Na região, o manejo comunitário do pirarucu já é desenvolvido desde 2012. Segundo Pedro Gonçalves Lopes, presidente da ASSCOMAL, a iniciativa tem contribuído para fortalecer a organização das comunidades e gerar renda para as famílias ribeirinhas.
“A gente vem trabalhando com manejo há mais de dez anos, e esse trabalho tem ajudado tanto na organização das comunidades quanto na geração de renda. Com esse novo projeto, vamos ter mais apoio técnico e mais força para melhorar a produção, acessar novos mercados e fortalecer a economia das comunidades do rio Içá”, explica.
O terceiro subprojeto será executado também pelo Instituto Ngütapa e tem como foco a valorização do conhecimento tradicional das populações que vivem na bacia do rio Içá. De acordo com Sinésio Trovão, presidente de honra do instituto, a iniciativa busca fortalecer práticas culturais e conhecimentos que fazem parte da relação histórica das comunidades com o território.

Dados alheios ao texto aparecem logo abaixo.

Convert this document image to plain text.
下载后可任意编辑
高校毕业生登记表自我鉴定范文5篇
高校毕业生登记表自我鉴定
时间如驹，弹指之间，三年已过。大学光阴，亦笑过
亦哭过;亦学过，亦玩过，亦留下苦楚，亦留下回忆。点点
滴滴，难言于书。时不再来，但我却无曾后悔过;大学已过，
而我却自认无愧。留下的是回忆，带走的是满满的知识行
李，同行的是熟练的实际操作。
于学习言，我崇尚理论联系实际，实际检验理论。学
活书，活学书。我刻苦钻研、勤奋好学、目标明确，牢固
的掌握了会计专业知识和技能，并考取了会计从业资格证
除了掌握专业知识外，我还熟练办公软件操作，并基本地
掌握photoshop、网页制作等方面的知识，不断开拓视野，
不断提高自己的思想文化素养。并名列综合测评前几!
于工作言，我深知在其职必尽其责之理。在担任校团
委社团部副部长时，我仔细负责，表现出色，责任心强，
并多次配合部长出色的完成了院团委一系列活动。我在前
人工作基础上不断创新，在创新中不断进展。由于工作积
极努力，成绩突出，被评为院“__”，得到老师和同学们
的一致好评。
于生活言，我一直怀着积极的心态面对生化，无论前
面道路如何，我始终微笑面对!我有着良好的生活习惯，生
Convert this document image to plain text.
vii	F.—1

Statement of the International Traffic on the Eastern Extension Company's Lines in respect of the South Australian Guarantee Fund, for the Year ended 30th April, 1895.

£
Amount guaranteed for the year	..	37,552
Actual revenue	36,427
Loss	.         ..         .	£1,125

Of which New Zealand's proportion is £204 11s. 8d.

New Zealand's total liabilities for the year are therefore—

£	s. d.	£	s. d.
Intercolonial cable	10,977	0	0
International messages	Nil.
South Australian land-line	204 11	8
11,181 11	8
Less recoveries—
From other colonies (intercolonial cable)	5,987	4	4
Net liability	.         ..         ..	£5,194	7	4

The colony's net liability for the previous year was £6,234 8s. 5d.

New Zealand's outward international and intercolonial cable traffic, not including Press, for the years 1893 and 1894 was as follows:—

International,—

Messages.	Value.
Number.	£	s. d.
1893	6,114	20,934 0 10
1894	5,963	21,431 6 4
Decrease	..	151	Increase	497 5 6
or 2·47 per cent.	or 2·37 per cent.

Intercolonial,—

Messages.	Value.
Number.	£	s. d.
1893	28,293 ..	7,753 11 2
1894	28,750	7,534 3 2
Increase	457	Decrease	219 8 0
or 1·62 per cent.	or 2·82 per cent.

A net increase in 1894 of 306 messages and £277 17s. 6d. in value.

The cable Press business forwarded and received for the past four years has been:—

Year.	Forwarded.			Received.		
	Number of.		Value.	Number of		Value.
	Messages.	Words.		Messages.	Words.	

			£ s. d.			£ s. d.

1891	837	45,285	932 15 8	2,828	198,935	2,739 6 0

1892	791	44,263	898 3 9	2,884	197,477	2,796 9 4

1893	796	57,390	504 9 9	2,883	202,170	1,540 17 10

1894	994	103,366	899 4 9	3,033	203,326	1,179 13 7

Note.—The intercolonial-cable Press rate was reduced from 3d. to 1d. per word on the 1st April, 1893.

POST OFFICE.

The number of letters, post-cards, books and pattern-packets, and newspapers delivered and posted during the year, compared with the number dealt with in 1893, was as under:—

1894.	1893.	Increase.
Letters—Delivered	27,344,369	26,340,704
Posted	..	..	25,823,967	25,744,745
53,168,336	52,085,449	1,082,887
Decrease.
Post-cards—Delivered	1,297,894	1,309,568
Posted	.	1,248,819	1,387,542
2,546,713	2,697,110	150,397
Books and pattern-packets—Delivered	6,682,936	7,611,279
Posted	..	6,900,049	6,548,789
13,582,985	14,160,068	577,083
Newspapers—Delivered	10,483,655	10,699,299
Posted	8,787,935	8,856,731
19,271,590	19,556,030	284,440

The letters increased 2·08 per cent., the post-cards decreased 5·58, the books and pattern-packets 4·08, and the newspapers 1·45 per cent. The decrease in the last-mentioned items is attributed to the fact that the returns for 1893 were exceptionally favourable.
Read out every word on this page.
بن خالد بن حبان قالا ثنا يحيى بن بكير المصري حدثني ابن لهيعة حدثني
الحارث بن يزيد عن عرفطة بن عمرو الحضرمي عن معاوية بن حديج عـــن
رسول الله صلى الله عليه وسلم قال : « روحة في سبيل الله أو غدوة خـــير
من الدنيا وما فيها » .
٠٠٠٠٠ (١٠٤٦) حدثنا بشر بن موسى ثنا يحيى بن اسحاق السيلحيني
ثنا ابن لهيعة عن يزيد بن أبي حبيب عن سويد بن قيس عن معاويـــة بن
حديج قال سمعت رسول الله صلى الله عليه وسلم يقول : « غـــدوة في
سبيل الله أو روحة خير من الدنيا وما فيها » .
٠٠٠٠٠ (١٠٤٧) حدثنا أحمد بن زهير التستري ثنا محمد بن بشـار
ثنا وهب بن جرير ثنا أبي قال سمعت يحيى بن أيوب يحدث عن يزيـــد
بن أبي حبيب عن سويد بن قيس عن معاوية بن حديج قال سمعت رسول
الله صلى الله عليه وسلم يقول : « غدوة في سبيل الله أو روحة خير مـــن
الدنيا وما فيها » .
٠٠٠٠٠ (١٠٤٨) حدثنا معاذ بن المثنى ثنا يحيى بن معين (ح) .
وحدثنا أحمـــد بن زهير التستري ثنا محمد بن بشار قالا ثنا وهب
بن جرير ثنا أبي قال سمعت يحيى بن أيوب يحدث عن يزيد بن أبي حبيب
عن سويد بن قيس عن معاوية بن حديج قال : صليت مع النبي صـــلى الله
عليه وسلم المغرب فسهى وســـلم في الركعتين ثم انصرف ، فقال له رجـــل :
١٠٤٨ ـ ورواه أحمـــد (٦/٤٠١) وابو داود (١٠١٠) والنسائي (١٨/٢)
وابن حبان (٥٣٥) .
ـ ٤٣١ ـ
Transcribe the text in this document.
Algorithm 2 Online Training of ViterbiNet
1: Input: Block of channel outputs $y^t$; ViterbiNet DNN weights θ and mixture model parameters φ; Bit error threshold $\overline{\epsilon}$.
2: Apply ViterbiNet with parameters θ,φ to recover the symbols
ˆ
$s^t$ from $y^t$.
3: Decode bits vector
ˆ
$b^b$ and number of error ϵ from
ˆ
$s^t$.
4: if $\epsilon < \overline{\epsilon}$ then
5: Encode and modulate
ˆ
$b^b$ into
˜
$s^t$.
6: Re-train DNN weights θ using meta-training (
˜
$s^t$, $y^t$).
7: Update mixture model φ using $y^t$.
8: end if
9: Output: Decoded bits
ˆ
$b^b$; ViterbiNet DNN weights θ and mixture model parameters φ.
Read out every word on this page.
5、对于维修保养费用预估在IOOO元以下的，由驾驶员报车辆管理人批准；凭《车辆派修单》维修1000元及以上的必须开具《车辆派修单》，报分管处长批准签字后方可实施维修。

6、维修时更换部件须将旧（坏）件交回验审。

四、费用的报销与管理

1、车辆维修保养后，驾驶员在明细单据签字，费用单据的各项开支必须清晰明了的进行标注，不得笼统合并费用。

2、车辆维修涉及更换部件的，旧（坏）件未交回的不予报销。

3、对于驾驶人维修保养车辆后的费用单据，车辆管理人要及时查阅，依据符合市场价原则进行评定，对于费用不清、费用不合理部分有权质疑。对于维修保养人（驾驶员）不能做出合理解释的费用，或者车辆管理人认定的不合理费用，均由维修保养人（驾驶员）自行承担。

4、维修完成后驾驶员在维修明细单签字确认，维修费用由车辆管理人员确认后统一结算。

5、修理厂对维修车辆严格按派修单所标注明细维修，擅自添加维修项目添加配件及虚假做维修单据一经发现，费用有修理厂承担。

“A proposta é incentivar os jovens, trabalhar a escrita e produzir materiais que registrem o conhecimento tradicional das próprias comunidades. Também vamos apoiar iniciativas como o artesanato, a educação nas escolas e o fortalecimento do ecoturismo na região”, afirma.
O projeto também prevê ações relacionadas ao manejo de espécies importantes para a região, como pirarucu, tambaqui e surubim, além do fortalecimento do trabalho realizado pelos chamados “Guardiões do Peixe”.
As atividades serão desenvolvidas ao longo de 12 meses nas regiões do Alto, Médio e Baixo Içá, envolvendo comunidades indígenas e ribeirinhas. A expectativa é que as iniciativas contribuam para fortalecer a conservação da biodiversidade, a segurança alimentar e os meios de subsistência das populações locais, além de reforçar a cooperação entre os países que compartilham a bacia Putumayo–Içá.
O Projeto GEF Manejo Integrado da Bacia do Rio Putumayo-Içá é uma iniciativa voltada para promover a gestão integrada dos recursos naturais na bacia transfronteiriça compartilhada por Brasil, Colômbia, Equador e Peru. O Banco Mundial atua como agência do Fundo Global para o Meio Ambientel (GEF) responsável pela supervisão do projeto, enquanto a execução regional é conduzida pela Wildlife Conservation Society (WCS). No Brasil, a iniciativa é liderada pela Secretaria de Estado do Meio Ambiente do Amazonas (Sema/AM).